LM: How do you see the role of collaboration in your work?
TGI: Collaboration can be very powerful if a real conversation is had. I think you need a leader who is generous, curious, will take risks and has an open vision. The problem with architects as project leaders is that often they will fix onto an image very quickly, which will stay there forever. We work in a totally different way. We give space to the logics of the living; the ecological dynamics and as a result, you never know where you are going to end up.
LM: Can you tell us about some of your influences?
TGI: Jacques Simon has been my mentor. He was a hyper-productive person, always drawing and coming up with ideas.

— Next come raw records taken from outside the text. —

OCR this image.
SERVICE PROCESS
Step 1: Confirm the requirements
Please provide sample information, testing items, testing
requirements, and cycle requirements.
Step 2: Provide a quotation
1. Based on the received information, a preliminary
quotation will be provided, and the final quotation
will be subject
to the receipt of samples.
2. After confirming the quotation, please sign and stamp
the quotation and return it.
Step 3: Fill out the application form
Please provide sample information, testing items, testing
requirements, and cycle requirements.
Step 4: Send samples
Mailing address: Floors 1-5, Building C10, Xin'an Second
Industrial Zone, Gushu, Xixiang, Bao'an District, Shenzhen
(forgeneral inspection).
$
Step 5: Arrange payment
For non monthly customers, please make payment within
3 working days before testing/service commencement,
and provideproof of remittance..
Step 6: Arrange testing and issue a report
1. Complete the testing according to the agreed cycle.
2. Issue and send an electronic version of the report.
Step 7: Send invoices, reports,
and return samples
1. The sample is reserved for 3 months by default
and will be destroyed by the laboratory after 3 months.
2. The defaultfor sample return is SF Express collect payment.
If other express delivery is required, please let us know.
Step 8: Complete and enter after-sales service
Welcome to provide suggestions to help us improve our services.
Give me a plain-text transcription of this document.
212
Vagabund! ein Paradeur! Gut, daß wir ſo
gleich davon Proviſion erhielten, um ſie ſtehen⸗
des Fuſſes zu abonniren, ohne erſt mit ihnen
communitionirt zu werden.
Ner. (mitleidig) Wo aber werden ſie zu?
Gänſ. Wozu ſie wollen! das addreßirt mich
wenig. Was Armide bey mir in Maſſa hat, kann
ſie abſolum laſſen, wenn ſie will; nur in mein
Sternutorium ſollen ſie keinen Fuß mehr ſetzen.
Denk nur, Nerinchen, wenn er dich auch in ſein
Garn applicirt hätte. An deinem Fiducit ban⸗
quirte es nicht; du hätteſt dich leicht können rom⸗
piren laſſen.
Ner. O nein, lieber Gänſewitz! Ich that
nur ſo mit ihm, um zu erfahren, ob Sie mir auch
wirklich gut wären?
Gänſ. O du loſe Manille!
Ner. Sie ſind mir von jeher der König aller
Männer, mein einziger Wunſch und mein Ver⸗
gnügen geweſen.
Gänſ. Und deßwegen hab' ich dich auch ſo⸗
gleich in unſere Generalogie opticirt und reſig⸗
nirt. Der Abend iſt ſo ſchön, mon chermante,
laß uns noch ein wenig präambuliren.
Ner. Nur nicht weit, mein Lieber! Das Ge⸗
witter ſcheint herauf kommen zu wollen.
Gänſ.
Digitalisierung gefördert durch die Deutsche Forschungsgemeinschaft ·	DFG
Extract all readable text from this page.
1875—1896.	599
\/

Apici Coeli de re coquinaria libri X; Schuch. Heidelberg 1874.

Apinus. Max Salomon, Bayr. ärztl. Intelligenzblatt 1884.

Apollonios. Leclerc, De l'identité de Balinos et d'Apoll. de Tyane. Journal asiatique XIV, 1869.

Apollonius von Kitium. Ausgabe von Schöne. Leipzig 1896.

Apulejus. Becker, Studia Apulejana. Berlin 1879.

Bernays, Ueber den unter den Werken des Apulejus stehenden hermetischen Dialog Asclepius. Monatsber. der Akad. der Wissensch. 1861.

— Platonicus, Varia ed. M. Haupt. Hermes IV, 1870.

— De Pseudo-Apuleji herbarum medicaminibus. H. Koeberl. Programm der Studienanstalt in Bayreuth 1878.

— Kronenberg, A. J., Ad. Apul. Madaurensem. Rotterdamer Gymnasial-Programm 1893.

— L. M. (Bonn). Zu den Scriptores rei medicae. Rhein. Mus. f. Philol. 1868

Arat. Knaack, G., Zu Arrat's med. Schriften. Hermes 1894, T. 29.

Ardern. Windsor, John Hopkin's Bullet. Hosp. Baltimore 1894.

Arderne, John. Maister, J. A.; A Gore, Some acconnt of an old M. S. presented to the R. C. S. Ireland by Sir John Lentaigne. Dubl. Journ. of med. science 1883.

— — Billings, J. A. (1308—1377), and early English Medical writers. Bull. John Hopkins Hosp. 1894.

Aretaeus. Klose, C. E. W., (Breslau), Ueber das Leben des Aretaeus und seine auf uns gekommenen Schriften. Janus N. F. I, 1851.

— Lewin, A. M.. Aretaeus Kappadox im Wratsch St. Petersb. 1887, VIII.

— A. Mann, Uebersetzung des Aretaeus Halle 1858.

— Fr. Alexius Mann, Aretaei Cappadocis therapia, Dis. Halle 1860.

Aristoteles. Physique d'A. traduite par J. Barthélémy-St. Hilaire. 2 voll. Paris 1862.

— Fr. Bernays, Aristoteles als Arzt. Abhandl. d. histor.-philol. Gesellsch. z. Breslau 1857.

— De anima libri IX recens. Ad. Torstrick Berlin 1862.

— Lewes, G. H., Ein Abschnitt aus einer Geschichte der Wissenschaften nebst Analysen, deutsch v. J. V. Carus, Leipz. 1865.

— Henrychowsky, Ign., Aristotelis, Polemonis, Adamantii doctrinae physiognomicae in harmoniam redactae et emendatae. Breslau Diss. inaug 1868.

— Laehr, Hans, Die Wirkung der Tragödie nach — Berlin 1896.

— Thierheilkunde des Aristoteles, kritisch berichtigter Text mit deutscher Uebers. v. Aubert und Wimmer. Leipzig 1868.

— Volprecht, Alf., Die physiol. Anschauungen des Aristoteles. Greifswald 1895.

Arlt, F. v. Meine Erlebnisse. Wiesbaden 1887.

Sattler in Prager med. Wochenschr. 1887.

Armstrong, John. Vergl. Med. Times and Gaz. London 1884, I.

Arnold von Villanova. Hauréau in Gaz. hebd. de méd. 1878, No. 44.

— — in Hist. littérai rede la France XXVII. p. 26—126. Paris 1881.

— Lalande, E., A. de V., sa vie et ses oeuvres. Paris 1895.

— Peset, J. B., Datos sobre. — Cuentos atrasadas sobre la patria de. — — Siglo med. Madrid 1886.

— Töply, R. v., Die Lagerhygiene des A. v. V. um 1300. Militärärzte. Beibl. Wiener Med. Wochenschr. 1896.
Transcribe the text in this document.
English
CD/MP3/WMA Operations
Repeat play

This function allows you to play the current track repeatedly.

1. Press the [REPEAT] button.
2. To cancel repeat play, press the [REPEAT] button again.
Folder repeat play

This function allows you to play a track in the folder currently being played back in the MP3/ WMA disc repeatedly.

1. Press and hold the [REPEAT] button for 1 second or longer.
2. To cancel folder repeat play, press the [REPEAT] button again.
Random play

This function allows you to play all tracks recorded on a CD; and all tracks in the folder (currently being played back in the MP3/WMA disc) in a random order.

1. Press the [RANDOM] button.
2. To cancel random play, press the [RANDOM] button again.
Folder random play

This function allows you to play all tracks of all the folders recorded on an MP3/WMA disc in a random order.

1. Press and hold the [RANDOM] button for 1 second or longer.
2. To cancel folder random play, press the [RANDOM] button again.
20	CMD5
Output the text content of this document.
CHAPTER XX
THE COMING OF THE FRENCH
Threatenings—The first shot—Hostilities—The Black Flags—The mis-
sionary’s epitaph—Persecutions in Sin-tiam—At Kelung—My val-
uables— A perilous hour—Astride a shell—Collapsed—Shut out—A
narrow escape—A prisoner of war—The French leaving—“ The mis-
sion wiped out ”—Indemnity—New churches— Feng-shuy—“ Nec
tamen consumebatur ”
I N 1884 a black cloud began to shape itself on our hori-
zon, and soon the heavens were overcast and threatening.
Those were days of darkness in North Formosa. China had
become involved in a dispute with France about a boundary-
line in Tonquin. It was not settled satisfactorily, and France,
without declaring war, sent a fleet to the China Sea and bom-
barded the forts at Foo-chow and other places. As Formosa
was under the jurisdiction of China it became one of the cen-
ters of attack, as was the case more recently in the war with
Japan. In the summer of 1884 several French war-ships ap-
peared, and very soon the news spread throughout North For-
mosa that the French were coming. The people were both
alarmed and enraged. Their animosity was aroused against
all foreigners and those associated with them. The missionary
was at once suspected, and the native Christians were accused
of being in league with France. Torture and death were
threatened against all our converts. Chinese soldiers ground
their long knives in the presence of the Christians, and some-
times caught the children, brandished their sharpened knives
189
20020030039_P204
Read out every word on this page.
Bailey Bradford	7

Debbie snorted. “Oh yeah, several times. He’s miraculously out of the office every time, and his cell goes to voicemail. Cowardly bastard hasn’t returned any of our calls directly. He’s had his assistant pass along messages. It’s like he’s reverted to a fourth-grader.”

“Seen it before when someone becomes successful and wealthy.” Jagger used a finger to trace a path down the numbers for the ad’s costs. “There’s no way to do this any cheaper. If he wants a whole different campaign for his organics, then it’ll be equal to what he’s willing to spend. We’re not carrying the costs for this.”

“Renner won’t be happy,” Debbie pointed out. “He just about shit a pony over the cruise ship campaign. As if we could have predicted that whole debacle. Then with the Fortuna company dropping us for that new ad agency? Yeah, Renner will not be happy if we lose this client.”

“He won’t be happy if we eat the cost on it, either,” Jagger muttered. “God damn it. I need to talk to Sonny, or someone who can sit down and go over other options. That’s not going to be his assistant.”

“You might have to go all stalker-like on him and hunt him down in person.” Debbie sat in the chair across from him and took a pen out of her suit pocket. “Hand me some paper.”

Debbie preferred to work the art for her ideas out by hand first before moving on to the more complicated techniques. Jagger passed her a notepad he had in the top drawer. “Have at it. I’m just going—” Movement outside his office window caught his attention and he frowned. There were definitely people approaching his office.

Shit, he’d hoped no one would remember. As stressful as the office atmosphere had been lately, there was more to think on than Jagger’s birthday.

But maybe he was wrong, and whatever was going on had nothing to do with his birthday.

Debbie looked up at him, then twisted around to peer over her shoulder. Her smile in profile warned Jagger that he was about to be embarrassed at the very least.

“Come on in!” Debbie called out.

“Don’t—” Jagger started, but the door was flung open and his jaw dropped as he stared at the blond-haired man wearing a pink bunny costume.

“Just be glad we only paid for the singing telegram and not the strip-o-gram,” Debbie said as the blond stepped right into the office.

He is not very well known, but has influenced many European landscape architects including Michel Corajoud and Alexandre Chemetoff. He was very provocative, working with farmers and students, playing with the snow and the wind. He was deeply involved in this very intense relationship with the living. He has been a big inspiration for me, but was much more of an artist whereas I am more of an engineer. I try to be a bit more rigorous, bring a bit more of a scientific approach to my projects. I have also been inspired by Francis Hallé, a French biologist. He has a book, In Praise of Plants, which features amazing drawings of plants.